Anelida and Arcite is a 357-line English poem by Geoffrey Chaucer. It tells the story of Anelida, queen of Armenia and her wooing by false Arcite from Thebes, Greece.

Although relatively short, it is a poem with a complex structure, with an invocation and then the main story. The story is made up of an introduction and a complaint by Anelida which is in turn made up of a proem, a strophe, antistrophe and a conclusion. After the complaint there are a few lines which continue the story, but these may have been added by a later scribe. Like many of Chaucer's works it ends abruptly, and may be unfinished. The date of the poem's composition is not known but it is often placed in the late 1370s. The poem is never mentioned by Chaucer himself but scholars do not usually doubt his authorship. It is attributed to him in three manuscripts and by the poet John Lydgate.

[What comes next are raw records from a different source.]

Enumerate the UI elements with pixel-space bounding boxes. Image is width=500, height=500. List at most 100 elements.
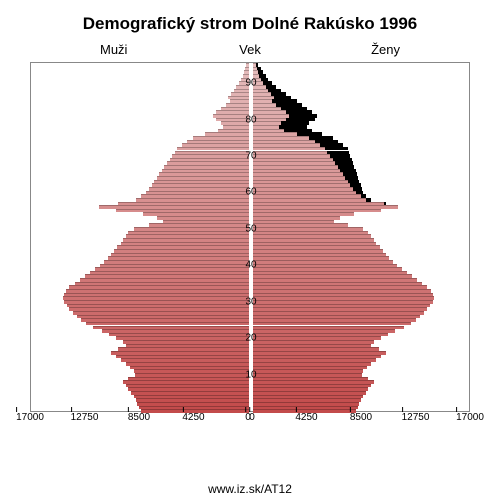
bar-male [118, 347, 249, 351]
bar-male [139, 406, 249, 410]
bar-female [253, 296, 434, 300]
surplus-female [325, 147, 348, 151]
x-axis-right: 0425085001275017000 [252, 412, 470, 424]
tick-mark [16, 407, 17, 412]
x-tick: 17000 [16, 412, 44, 423]
bar-male [102, 329, 249, 333]
surplus-female [263, 81, 272, 85]
bar-male [121, 242, 249, 246]
bar-male [64, 293, 249, 297]
bar-female [253, 395, 363, 399]
surplus-female [353, 187, 362, 191]
bar-female [253, 315, 420, 319]
bar-female [253, 384, 371, 388]
label-female: Ženy [371, 42, 400, 57]
bar-male [137, 402, 249, 406]
bar-female [253, 143, 320, 147]
bar-female [253, 282, 422, 286]
bar-female [253, 264, 397, 268]
bar-female [253, 362, 371, 366]
surplus-female [320, 143, 343, 147]
bar-male [86, 322, 249, 326]
surplus-female [268, 89, 281, 93]
bar-male [73, 311, 249, 315]
bar-male [149, 223, 249, 227]
bar-female [253, 398, 361, 402]
surplus-female [297, 132, 323, 136]
bar-female [253, 289, 431, 293]
bar-female [253, 194, 361, 198]
bar-female [253, 355, 381, 359]
bar-female [253, 311, 424, 315]
bar-male [134, 395, 249, 399]
x-axis-left: 1700012750850042500 [30, 412, 248, 424]
x-tick: 4250 [182, 412, 204, 423]
bar-female [253, 234, 371, 238]
pyramid-chart: 102030405060708090 1700012750850042500 0… [30, 62, 470, 442]
bar-female [253, 307, 427, 311]
surplus-female [350, 183, 360, 187]
bar-female [253, 253, 386, 257]
bar-male [130, 366, 249, 370]
bar-male [123, 380, 249, 384]
bar-female [253, 329, 395, 333]
bar-male [175, 151, 249, 155]
bar-male [136, 398, 249, 402]
bar-male [81, 318, 249, 322]
bar-female [253, 176, 345, 180]
bar-male [100, 264, 249, 268]
bar-female [253, 377, 368, 381]
age-tick: 80 [241, 114, 261, 125]
bar-female [253, 344, 371, 348]
bar-female [253, 169, 340, 173]
bar-male [75, 282, 249, 286]
age-tick: 30 [241, 296, 261, 307]
bar-female [253, 256, 389, 260]
bar-female [253, 406, 358, 410]
bar-male [114, 249, 249, 253]
bar-female [253, 318, 416, 322]
bar-male [143, 212, 249, 216]
bar-male [64, 300, 249, 304]
bar-male [134, 369, 249, 373]
bar-female [253, 366, 367, 370]
bar-female [253, 380, 374, 384]
bar-female [253, 387, 368, 391]
surplus-female [261, 78, 269, 82]
age-tick: 50 [241, 223, 261, 234]
bar-male [154, 180, 249, 184]
surplus-female [309, 136, 332, 140]
bar-female [253, 227, 363, 231]
age-axis: 102030405060708090 [241, 63, 261, 411]
bar-male [77, 315, 249, 319]
bar-male [149, 187, 249, 191]
bar-female [253, 347, 379, 351]
bar-female [253, 212, 354, 216]
surplus-female [348, 180, 360, 184]
bar-female [253, 336, 381, 340]
x-tick: 8500 [350, 412, 372, 423]
bar-female [253, 260, 393, 264]
bar-male [123, 340, 249, 344]
footer-url: www.iz.sk/AT12 [0, 482, 500, 496]
bar-male [117, 245, 249, 249]
tick-mark [182, 407, 183, 412]
bar-male [90, 271, 249, 275]
bar-male [121, 358, 249, 362]
bar-male [69, 285, 249, 289]
bar-male [136, 198, 249, 202]
surplus-female [276, 103, 302, 107]
surplus-female [266, 85, 276, 89]
bar-female [253, 333, 388, 337]
bar-male [167, 161, 249, 165]
x-tick: 0 [249, 412, 255, 423]
bar-female [253, 351, 386, 355]
bar-female [253, 158, 333, 162]
bar-female [253, 136, 309, 140]
bar-female [253, 267, 402, 271]
tick-mark [295, 407, 296, 412]
age-tick: 20 [241, 333, 261, 344]
bar-male [95, 267, 249, 271]
bar-male [157, 216, 249, 220]
bar-male [66, 289, 249, 293]
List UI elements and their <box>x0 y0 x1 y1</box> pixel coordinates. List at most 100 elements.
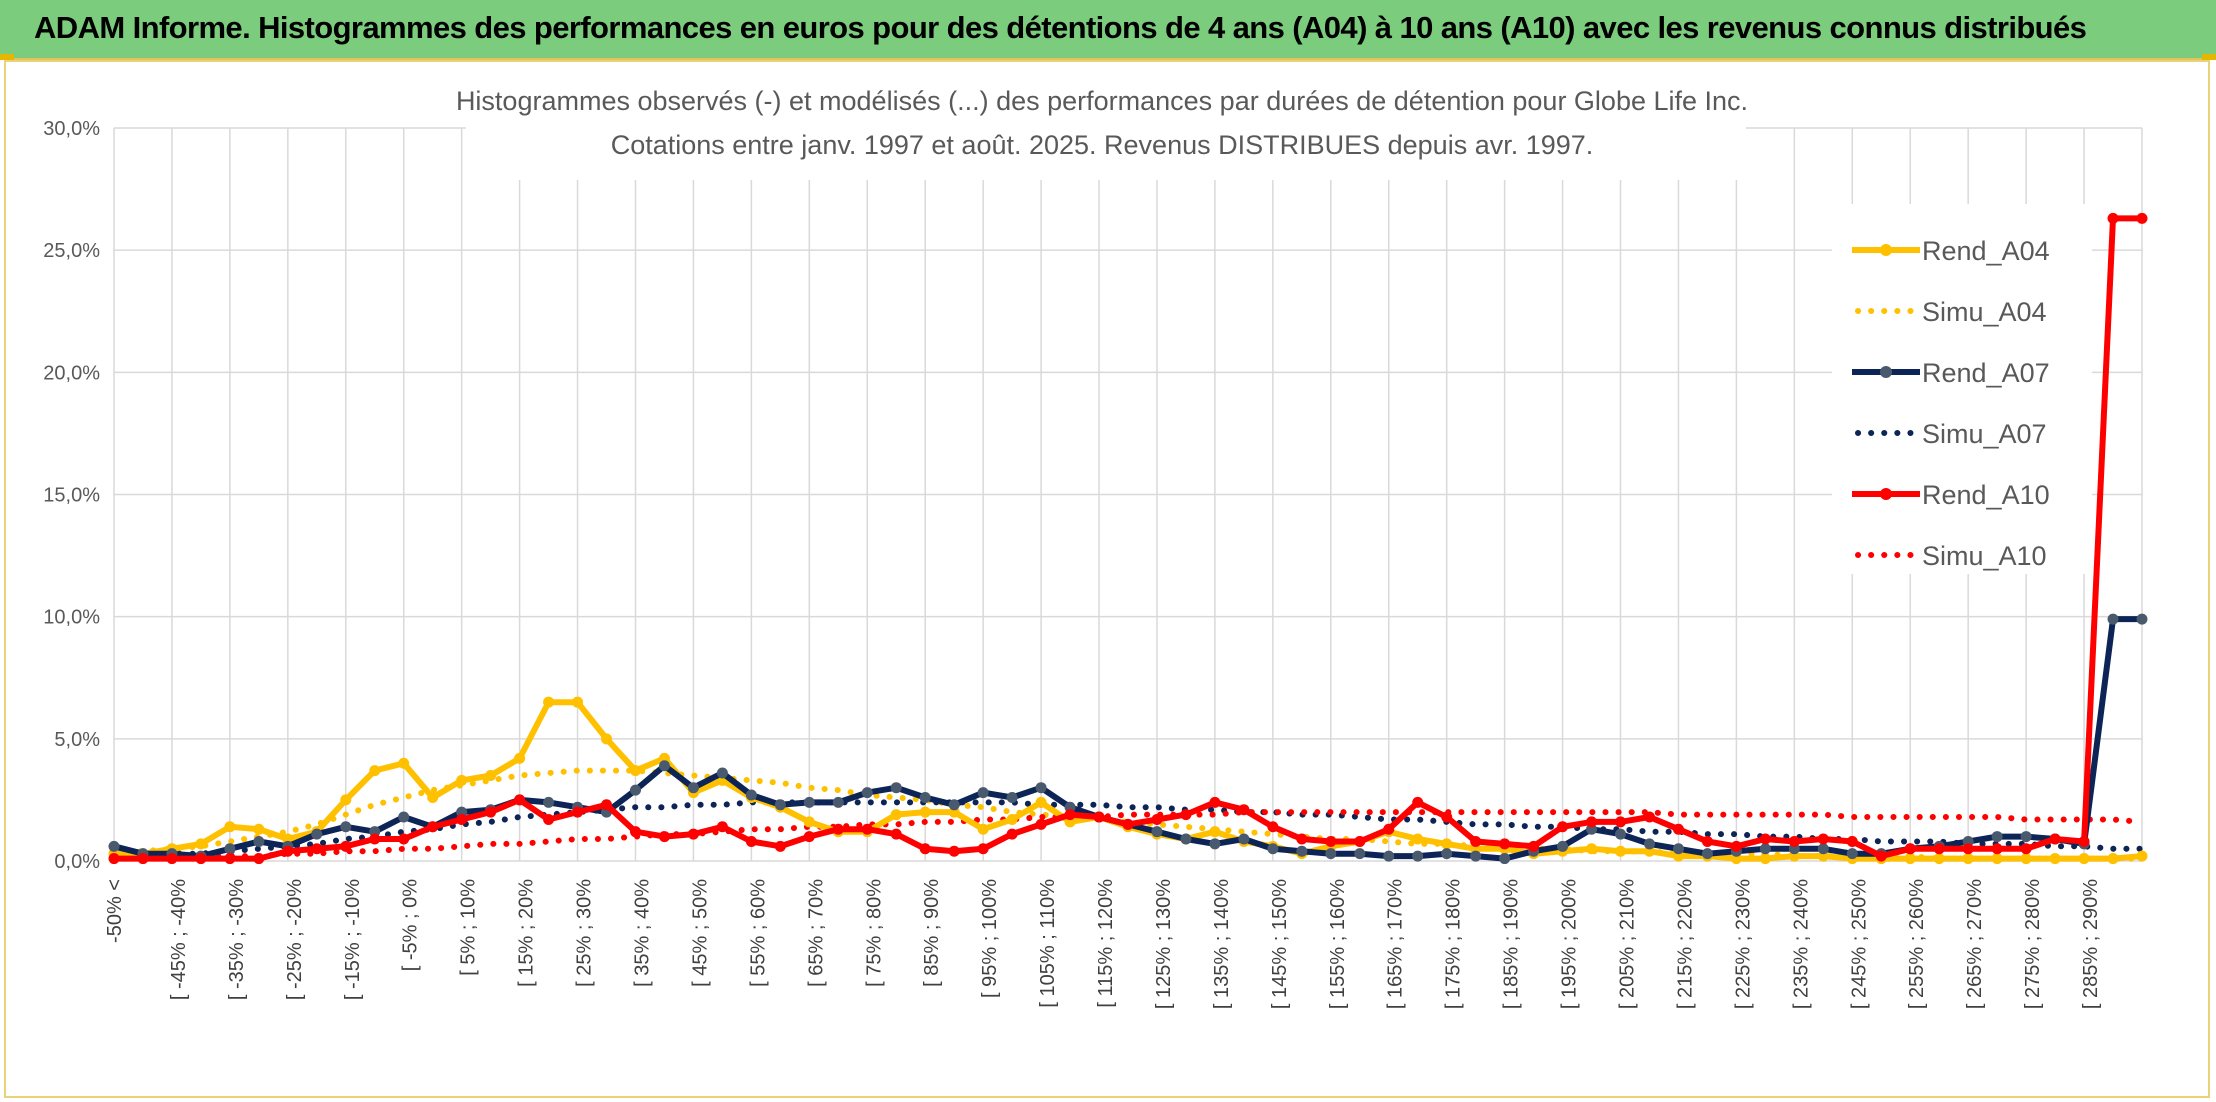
data-point <box>1817 843 1829 855</box>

The poem uses some of elements of the Teseida of Boccaccio, and the Thebaid of the Roman poet Statius, works which Chaucer would use again as a basis for The Knight's Tale. This influence of Italian literature is a point of transition from Chaucer's earlier works which were mainly influenced by French poetry. The poem itself is a rather ungainly mixture of the two traditions, with an epic invocation typical of Italian poetry giving way to a much less epic story, more French in character. Despite these jarring styles, the part of the work which forms Anelida's complaint is one of the most highly regarded uses of the "lover's-complaint" motif. Chaucer wrote several other short poems in the complaint genre such as The Complaint unto Pity and The Complaint of Venus, and this may have been an unsuccessful attempt on Chaucer's part to extend the form into a much longer poem.